Both Pfizer and Moderna have already said they're working on a booster shot for their vaccines that will hold up better against the B.1.351 strain.

Finding the mutations

The B.1.1.7 variant was first identified in the United Kingdom in December, but it's thought to have emerged at some point in September. Many experts have credited the U.K.'s ability to conduct genomic sequencing on a wide scale to find the variant.

Genomic sequencing is a laboratory technique that breaks down the virus' genetic code, allowing researchers to monitor how it changes over time and understand how these changes might affect it, according to the CDC.

In the U.S., there are now 1,661 documented Covid-19 cases with the B.1.1.7 variant, 22 cases with the B.1.351 variant and 5 cases with the P.1 variant, according to the CDC's latest data. Officials acknowledge that the U.S. is sequencing a small fraction of cases, and the spread of the variants is likely far broader. The federal government, however, has recently tried to ramp up how many samples it sequences each week to detect these variants and other mutations that may be developing domestically.

The CDC has partnered with public health and commercial laboratories to rapidly scale up the nation's genomic sequencing. Walensky told JAMA Wednesday that in January, the U.S. was only sequencing 250 samples per week in, which has since grown "to the thousands." She added that "we're not where we need to be."

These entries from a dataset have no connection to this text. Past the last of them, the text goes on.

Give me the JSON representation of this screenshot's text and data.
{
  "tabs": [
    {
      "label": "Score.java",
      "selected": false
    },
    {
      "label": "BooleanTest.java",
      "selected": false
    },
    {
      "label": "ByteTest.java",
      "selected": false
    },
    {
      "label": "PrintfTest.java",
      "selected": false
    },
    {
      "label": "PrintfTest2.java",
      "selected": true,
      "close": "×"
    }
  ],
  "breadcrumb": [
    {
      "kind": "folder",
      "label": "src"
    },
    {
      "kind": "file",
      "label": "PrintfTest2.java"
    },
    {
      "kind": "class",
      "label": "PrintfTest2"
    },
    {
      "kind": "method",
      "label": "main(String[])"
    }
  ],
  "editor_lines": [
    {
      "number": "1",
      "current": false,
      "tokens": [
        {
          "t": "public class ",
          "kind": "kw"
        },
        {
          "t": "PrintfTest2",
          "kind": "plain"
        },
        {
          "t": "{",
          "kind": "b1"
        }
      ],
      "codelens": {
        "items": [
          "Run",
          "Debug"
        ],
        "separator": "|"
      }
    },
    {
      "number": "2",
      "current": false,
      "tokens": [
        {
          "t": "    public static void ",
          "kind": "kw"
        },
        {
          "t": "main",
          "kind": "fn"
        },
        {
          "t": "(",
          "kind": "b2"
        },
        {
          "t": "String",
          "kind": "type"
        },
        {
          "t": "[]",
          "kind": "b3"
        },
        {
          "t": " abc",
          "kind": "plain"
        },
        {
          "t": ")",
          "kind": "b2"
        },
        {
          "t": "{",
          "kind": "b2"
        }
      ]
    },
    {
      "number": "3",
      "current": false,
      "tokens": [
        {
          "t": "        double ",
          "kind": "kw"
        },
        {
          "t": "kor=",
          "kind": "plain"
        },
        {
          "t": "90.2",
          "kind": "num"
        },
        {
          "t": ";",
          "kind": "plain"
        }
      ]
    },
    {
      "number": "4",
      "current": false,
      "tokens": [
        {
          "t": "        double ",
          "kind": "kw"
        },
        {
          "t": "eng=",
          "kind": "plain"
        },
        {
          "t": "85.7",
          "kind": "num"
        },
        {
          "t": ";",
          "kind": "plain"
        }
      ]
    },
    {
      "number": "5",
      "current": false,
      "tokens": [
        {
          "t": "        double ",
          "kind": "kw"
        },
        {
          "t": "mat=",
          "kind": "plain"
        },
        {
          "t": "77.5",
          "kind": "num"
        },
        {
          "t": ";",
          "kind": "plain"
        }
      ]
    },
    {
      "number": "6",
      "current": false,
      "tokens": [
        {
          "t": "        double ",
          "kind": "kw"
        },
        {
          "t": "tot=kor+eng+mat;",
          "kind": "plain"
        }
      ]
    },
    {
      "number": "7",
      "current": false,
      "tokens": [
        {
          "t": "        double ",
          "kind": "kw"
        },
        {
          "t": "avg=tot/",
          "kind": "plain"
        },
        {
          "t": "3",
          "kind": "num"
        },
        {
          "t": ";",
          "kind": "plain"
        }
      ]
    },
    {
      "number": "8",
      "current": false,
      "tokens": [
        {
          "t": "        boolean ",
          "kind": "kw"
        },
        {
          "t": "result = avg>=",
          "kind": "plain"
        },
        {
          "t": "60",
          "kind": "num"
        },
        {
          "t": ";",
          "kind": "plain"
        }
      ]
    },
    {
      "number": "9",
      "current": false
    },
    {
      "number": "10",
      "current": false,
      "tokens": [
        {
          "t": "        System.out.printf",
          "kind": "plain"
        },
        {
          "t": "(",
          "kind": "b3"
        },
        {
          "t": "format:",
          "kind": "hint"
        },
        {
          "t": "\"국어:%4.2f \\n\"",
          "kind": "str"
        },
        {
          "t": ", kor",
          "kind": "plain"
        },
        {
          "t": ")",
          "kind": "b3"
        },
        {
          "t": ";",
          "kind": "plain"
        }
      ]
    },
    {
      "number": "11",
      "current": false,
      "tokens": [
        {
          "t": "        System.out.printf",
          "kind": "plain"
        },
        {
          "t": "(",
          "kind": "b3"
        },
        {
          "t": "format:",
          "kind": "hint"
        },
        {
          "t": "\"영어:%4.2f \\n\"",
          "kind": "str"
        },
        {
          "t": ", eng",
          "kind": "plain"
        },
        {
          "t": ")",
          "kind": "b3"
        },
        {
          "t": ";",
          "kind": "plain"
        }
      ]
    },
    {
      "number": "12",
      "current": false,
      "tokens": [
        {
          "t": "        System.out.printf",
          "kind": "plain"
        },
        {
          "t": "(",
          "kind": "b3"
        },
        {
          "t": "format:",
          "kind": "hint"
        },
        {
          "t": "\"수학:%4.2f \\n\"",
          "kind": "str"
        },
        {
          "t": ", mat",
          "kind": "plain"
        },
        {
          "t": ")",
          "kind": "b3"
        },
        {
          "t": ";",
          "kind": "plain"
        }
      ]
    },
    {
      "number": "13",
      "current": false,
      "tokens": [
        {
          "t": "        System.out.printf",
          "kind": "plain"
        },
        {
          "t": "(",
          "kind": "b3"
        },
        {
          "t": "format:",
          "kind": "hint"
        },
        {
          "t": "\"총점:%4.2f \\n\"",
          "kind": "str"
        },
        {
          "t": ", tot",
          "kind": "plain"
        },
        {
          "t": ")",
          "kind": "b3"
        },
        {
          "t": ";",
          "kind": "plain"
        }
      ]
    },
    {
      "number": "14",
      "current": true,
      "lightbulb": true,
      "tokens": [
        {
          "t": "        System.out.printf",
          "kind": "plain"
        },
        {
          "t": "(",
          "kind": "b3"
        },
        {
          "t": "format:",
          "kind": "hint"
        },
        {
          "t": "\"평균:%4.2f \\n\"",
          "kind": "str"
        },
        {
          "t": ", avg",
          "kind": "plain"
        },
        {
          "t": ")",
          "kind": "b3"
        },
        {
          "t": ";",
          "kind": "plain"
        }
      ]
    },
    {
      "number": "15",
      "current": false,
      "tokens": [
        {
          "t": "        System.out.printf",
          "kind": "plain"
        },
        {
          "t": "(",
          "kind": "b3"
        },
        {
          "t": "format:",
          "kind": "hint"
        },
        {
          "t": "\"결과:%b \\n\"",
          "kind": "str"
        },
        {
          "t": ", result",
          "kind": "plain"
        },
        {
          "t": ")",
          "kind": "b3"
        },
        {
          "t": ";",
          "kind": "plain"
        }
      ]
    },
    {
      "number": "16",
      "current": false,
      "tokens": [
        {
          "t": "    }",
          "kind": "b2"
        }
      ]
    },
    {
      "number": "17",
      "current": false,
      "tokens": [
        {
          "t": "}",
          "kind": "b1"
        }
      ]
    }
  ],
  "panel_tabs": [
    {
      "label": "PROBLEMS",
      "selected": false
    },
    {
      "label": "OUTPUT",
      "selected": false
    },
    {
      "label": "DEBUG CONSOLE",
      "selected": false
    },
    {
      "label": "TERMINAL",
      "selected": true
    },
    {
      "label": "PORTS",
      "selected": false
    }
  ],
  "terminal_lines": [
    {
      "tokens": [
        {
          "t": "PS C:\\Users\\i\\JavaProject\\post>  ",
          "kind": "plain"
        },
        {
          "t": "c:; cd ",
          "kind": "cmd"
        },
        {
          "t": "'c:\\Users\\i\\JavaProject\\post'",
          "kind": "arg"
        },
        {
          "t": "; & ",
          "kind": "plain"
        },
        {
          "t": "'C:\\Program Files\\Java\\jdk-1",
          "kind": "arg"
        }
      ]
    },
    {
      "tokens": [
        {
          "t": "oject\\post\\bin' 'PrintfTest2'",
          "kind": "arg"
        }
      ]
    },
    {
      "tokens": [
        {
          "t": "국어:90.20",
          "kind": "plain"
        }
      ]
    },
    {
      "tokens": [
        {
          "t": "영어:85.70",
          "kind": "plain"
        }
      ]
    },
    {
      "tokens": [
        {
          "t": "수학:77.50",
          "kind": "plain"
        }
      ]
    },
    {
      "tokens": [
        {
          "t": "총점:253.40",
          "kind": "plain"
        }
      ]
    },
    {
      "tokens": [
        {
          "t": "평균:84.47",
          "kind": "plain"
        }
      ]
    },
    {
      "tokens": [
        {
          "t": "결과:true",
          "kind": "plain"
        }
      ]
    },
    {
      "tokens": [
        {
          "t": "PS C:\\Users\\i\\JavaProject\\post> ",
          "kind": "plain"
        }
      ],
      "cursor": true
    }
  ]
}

Dr. Ilhem Messaoudi, the director of the University of California at Irvine's Center for Virus Research, said the process can be time consuming and labor intensive, but emerging strains will be missed if laboratories aren't sequencing a certain percentage of all positive Covid-19 test results to find the new mutations, she said.

"Now we're trying to catch up," Messaoudi said in a phone interview with CNBC. "We're like, 'Let's go back and see if we have this.'"

Masks, social distancing

The rapidly spreading variants renew the importance of suppressing the coronavirus' spread through public health measures, like wearing masks, social distancing and hand hygiene, to prevent further mutations and buy time for countries to deploy life-saving vaccines.

But coronavirus variants aren't just a problem for the United States. If the virus circulates in other parts of the world that are unvaccinated, it could lead to mutations that may threaten the widely deployed vaccines in other countries, the head of the CDC warned on Wednesday.

Eventually, the whole world will need to build an immunity to the virus, or else the variants will continue to be a problem, Burton told CNBC.

"Sooner or later variants will get everywhere if they've got a big advantage" Burton said. "It's a global problem, it's not just a problem for any one country."